Reputation: 63
Relatively new to programming here, and I'm attempting to make my way through the second edition of K&R's "The C Programming Language." I've got the answer book to the exercises, and I got horribly stuck on Exercise 1-13, so I took a look at it to get an idea.
The task is this: "Write a program to print a histogram of the lengths of words in its input. It is easy to draw the histogram with the bars horizontal; a vertical orientation is more challenging."
And the code given in the answer book is the following:
#include <stdio.h>
#define MAXHIST 15
#define MAXWORD 11
#define IN 1
#define OUT 0
main()
{
int c, i, nc, state;
int len;
int maxvalue;
int ovflow;
int wl[MAXWORD];
state = OUT;
nc = 0;
ovflow = 0;
for (i = 0; i < MAXWORD; i++)
wl[i] = 0;
while ((c = getchar()) != EOF)
{
if(c == ' ' || c == '\n' || c == '\t')
{
state = OUT;
if (nc > 0)
{
if (nc < MAXWORD)
++wl[nc];
else
++ovflow;
}
nc = 0;
}
else if (state == OUT)
{
state = IN;
nc = 1;
}
else
++nc;
}
maxvalue = 0;
for (i = 1; i < MAXWORD; ++i)
{
if(wl[i] > maxvalue)
maxvalue = wl[i];
}
for(i = 1; i < MAXWORD; ++i)
{
printf("%5d - %5d : ", i, wl[i]);
if(wl[i] > 0)
{
if((len = wl[i] * MAXHIST / maxvalue) <= 0)
len = 1;
}
else
len = 0;
while(len > 0)
{
putchar('*');
--len;
}
putchar('\n');
}
if (ovflow > 0)
printf("There are %d words >= %d\n", ovflow, MAXWORD);
return 0;
}
I can understand the vast majority of it, but this particular section is giving me trouble:
for(i = 1; i < MAXWORD; ++i)
{
printf("%5d - %5d : ", i, wl[i]);
if(wl[i] > 0)
{
if((len = wl[i] * MAXHIST / maxvalue) <= 0)
len = 1;
}
else
len = 0;
while(len > 0)
{
putchar('*');
--len;
}
putchar('\n');
}
Now, I understand that the if function if((len = wl[i] * MAXHIST / maxvalue) <= 0)
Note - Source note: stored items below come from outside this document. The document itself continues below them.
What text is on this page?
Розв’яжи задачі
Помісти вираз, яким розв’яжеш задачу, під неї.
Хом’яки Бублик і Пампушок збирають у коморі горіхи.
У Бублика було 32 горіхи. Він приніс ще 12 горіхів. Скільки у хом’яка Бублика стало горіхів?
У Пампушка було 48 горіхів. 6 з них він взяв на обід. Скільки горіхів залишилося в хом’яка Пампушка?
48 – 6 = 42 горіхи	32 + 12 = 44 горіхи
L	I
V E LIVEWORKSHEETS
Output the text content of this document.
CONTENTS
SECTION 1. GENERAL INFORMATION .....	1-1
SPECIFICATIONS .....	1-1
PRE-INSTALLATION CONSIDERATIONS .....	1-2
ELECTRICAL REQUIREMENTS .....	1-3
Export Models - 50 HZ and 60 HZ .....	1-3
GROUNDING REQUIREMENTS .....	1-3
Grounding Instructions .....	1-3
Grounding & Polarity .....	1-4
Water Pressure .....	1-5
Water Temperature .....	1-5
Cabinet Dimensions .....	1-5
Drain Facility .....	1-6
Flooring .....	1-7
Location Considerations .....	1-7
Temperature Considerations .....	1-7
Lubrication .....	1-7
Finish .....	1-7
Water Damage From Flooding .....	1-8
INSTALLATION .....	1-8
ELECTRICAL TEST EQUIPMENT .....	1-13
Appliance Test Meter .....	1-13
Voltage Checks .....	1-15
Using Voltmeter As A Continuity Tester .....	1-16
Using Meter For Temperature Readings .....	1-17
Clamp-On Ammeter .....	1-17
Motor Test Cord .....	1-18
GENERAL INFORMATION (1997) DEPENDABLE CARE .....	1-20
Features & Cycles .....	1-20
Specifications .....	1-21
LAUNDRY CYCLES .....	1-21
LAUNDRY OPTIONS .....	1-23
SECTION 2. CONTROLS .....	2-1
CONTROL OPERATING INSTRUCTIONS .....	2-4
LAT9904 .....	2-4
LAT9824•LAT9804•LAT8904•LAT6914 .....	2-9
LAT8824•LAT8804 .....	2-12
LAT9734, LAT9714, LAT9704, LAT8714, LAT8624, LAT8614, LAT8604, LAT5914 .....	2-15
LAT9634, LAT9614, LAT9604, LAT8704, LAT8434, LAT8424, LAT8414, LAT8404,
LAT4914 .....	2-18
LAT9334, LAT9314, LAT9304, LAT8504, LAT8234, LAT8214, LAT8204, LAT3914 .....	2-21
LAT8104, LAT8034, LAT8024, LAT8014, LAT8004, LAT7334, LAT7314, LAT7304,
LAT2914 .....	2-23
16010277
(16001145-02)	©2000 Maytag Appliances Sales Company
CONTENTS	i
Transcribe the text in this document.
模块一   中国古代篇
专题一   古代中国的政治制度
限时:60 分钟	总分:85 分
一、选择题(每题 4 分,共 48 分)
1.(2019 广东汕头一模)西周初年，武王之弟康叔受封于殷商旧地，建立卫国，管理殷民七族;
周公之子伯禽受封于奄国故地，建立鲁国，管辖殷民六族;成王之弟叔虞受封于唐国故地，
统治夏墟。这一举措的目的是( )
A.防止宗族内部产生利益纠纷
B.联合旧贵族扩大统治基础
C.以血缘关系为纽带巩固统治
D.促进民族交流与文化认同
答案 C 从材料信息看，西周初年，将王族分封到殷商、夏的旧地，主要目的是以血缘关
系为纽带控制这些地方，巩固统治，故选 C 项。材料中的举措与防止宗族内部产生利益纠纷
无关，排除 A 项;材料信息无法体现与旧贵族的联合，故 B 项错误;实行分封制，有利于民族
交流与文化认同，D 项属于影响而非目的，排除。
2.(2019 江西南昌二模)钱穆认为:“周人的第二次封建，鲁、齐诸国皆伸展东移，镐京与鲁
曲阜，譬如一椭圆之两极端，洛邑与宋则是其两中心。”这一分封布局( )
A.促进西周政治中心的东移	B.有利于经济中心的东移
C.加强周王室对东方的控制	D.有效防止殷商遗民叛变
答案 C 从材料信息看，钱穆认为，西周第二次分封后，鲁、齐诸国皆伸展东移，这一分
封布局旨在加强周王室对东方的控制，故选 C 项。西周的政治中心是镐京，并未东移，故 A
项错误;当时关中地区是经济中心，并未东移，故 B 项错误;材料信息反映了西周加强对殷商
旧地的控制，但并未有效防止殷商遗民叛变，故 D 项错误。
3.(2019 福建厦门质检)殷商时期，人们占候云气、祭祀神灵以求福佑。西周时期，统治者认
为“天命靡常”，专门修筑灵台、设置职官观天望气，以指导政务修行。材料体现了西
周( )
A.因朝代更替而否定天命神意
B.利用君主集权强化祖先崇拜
is normalising the values in the array. What I don't understand is that it sets len = 1
. If len
is always 1
, shouldn't the putchar('*')
function only print one asterisk for any given value above 0?
Thanks in advance for your help.
Upvotes: 3
Views: 4868
Reputation: 56716
It might be easier to separate this if
into to parts.
len = wl[i] * MAXHIST / maxvalue;
if (len <= 0)
len = 1;
Now it should be clear that len
will be set to 1 only if its calculated value is not greater than 0.
Upvotes: 1
Reputation: 6332
It's saying this:
If we have a non-zero word length, but the normalized value is 0, we want to distinguish it from 0 by bumping it up to 1. Otherwise we use the normalized value (which is set in the if-statement itself -- not a good practice by most modern coding standards).
Upvotes: 1
Reputation: 114518
The condition
if((len = wl[i] * MAXHIST / maxvalue) <= 0)
len = 1;
Will never actually be less than zero since it is only applied to positive wl[i]
. As you supposed, len
is being normalized to a maximum number of asterisks. Notice that in the if
statement itself, (len = wl[i] * MAXHIST / maxvalue)
. So len
is just normalized. Only if the normalization truncates to zero (because that is what integer division does to numbers less than 1), will len
be set to 1
. This just ensures that at least one asterisk will be printed for the non-zero bars.